The second instance Wilson’s questionable invocation of Christendom came when he responded to Old Life about the comparison of the Religious Right to political Islam. His general point, that Christianity is true and Islam is false, works pretty well, though I’m not sure how the assertion of one’s faith as true over against other citizens who don’t believe your faith gets you a society with lots of protections for free speech and freedom of religion. Wilson seems to believe that Christian intolerance will yield civil liberties (and yet he seems to know where that position led in Europe when states balkanized according to their various Christian confessions and thus made Christendom impossible). And he ups the ante when he gets huffy about secular governments.

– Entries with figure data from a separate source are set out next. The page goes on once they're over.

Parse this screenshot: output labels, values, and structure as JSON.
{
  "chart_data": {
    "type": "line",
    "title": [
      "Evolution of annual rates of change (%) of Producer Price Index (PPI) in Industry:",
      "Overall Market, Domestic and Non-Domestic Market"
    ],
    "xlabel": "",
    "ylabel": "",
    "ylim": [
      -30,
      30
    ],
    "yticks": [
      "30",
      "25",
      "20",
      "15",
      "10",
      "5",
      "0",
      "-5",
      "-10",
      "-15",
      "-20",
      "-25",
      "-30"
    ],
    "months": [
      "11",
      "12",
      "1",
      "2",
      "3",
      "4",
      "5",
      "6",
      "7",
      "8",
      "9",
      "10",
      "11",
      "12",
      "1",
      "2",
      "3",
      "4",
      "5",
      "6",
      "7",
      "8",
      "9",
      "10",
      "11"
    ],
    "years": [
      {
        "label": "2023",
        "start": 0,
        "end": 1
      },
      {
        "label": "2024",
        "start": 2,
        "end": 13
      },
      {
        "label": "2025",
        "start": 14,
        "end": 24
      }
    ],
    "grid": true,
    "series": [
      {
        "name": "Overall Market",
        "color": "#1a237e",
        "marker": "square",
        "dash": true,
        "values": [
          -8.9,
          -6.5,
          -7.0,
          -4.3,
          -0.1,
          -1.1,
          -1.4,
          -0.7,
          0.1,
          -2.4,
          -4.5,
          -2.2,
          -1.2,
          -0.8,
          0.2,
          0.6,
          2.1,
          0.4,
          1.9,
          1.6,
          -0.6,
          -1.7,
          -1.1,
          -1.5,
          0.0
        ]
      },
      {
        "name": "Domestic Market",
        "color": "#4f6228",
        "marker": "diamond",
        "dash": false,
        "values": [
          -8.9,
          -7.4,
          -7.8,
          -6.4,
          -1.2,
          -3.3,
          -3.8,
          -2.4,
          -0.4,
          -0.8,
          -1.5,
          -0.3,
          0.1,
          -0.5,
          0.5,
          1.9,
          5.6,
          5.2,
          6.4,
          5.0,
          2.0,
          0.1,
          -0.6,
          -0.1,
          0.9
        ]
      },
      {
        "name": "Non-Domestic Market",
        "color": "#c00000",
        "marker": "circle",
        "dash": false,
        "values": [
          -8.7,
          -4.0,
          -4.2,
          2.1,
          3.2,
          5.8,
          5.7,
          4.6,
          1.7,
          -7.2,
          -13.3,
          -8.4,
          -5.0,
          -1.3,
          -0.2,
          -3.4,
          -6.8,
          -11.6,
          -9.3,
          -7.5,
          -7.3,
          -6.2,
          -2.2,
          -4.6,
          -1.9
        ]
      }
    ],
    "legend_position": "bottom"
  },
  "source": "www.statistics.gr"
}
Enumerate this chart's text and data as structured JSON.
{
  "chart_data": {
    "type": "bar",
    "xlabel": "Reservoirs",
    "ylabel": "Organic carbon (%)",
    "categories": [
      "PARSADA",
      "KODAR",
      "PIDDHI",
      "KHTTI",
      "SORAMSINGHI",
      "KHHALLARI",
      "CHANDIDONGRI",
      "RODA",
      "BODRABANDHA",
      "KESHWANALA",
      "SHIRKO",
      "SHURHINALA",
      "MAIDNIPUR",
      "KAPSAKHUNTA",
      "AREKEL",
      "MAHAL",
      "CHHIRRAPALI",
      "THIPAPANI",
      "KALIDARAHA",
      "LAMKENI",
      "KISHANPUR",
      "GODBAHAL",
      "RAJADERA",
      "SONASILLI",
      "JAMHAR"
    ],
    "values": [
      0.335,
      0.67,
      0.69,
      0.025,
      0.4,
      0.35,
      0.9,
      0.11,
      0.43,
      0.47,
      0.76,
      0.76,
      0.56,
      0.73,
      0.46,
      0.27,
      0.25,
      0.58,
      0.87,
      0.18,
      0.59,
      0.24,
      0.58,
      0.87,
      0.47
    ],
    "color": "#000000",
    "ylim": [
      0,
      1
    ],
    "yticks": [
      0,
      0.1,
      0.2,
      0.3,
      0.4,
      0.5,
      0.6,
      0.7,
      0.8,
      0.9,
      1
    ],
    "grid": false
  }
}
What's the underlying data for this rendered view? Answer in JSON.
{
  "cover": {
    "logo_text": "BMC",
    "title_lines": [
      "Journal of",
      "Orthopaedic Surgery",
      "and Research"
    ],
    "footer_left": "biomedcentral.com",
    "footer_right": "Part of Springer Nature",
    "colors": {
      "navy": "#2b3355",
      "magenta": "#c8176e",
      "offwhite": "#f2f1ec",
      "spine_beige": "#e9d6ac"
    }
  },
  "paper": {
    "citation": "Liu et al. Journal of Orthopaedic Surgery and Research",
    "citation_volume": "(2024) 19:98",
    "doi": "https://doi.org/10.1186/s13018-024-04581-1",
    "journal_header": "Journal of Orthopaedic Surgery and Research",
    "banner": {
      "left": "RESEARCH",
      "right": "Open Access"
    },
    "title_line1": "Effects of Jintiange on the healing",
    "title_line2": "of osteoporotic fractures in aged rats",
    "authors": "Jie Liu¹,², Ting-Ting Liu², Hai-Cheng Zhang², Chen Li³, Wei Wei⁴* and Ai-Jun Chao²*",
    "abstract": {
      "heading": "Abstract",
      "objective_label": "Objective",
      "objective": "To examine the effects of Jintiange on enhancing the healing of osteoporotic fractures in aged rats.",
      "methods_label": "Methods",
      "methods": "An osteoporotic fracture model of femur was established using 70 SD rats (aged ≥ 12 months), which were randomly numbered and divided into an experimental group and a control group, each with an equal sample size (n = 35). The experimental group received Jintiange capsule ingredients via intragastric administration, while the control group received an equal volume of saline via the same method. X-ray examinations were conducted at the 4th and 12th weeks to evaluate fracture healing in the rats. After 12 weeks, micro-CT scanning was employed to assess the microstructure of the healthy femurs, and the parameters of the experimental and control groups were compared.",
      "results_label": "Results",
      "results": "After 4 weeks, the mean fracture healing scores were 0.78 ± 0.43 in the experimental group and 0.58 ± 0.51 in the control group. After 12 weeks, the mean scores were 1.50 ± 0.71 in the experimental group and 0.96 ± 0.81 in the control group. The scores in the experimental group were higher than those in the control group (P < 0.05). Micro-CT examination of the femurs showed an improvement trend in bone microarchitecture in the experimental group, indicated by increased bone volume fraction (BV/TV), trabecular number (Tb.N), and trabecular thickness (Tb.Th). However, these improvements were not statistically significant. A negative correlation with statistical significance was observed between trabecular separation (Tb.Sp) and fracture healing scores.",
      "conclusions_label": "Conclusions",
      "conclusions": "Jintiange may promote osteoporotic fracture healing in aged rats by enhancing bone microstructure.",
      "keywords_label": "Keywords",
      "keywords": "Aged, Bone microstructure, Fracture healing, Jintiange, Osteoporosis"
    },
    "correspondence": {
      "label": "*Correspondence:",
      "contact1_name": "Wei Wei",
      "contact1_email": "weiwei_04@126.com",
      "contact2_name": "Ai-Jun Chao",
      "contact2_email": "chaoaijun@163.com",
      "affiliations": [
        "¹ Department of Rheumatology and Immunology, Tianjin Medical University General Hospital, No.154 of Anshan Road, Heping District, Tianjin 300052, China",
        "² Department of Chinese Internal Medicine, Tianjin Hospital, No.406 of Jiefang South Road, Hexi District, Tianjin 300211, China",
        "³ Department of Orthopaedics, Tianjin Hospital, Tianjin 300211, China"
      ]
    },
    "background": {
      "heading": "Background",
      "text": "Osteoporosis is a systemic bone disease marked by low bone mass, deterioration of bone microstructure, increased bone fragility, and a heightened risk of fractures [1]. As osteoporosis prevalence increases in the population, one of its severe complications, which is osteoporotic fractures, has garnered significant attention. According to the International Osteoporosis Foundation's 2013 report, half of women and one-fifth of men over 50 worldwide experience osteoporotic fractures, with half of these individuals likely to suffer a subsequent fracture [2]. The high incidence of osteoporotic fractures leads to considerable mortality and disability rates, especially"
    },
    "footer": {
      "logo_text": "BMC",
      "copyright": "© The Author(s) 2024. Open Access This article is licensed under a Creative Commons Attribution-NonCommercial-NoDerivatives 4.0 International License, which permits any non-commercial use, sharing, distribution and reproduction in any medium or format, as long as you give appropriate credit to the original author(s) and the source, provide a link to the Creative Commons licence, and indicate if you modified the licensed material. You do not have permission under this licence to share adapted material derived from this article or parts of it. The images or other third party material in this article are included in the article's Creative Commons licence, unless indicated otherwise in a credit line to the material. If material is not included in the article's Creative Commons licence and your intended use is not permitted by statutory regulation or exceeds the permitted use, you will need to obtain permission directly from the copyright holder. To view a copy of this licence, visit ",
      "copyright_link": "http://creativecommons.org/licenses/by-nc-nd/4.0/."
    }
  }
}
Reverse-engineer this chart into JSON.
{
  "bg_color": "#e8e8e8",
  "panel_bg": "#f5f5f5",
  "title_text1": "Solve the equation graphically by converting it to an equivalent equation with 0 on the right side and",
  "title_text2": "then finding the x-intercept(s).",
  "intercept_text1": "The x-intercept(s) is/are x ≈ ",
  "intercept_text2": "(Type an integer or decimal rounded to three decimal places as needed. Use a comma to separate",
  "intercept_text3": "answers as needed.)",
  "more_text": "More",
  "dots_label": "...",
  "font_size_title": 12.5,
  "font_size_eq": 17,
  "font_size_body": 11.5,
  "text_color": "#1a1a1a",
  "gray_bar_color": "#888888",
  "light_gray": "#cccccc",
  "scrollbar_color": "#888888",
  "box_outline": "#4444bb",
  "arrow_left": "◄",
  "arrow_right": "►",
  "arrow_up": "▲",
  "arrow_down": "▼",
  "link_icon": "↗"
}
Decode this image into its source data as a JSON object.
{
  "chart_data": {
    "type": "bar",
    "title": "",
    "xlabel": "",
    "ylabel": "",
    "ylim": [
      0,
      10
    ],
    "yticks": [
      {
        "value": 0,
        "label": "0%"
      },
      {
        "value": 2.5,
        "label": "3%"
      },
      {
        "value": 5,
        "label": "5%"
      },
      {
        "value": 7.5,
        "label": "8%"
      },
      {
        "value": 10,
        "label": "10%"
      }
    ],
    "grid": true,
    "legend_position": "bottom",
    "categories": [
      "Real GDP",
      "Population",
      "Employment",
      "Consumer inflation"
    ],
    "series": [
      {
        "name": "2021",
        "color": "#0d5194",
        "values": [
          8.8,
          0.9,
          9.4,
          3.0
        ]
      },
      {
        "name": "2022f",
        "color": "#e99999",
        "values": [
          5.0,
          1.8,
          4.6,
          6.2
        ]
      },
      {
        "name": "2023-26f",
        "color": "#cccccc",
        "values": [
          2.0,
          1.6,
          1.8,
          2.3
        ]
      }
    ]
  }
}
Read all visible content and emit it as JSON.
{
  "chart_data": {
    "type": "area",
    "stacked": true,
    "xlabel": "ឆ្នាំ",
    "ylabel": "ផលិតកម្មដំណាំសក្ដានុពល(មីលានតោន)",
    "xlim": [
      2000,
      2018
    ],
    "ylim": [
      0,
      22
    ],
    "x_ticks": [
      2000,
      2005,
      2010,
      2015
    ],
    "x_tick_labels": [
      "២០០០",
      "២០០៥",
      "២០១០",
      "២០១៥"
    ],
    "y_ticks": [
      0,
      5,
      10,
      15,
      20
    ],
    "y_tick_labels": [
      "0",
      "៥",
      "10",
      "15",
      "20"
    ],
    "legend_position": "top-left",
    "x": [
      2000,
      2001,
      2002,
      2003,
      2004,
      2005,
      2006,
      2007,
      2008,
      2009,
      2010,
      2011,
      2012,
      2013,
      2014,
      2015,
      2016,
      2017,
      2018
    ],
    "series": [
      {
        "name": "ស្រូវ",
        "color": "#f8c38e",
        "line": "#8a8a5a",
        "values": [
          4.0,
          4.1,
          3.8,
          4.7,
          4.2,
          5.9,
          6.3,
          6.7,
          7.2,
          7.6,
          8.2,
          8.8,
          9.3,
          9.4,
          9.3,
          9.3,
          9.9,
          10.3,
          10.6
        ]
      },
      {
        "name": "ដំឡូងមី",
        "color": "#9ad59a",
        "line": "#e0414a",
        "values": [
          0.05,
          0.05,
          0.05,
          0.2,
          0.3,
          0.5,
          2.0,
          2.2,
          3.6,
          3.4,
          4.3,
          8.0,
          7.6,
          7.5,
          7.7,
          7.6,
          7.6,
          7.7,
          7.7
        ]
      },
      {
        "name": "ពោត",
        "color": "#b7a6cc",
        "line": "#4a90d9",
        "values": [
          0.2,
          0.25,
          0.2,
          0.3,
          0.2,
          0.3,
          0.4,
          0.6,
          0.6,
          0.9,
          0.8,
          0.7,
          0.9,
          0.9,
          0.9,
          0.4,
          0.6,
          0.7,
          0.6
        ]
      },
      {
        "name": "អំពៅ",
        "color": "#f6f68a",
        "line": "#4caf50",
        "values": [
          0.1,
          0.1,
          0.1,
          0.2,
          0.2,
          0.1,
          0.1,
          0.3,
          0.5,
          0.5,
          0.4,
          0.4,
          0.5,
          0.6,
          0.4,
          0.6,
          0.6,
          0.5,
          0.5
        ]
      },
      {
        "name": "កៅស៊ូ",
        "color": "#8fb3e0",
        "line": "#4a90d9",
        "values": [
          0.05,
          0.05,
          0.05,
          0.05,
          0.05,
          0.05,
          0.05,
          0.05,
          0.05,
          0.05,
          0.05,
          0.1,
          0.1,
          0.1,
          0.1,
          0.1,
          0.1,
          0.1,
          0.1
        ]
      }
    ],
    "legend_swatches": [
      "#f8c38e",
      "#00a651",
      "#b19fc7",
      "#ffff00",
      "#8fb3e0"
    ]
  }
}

I know. Let’s worship the bitch goddess of neutrality. That fixes everything. I think.

Maybe his problem is thinking that we can “fix” anything this side of the new heavens and new earth. Two kingdom doesn’t pretend to solve anything. It does attempt to come to terms with a world where Christians live side by side with non-Christians. Mere Christendom won’t fix anything in this time between the comings of Christ. It either forces the removal of non-Christians (a la Christendom, which wasn’t all that great for Jews and Muslims, in case Doug didn’t notice) or it waters down Christianity for the sake of the political order. Two-kingdom theology differentiates the worlds of the church and politics so that the church can remain faithful and so that the state can provide some order for a people of diverse religions.

It sure seems that Wilson would be better off to own up to the end of Christendom and recalculate his cultural program along the biblical lines of pilgrimage and exile instead of trying to make this world and this age home to the eschaton.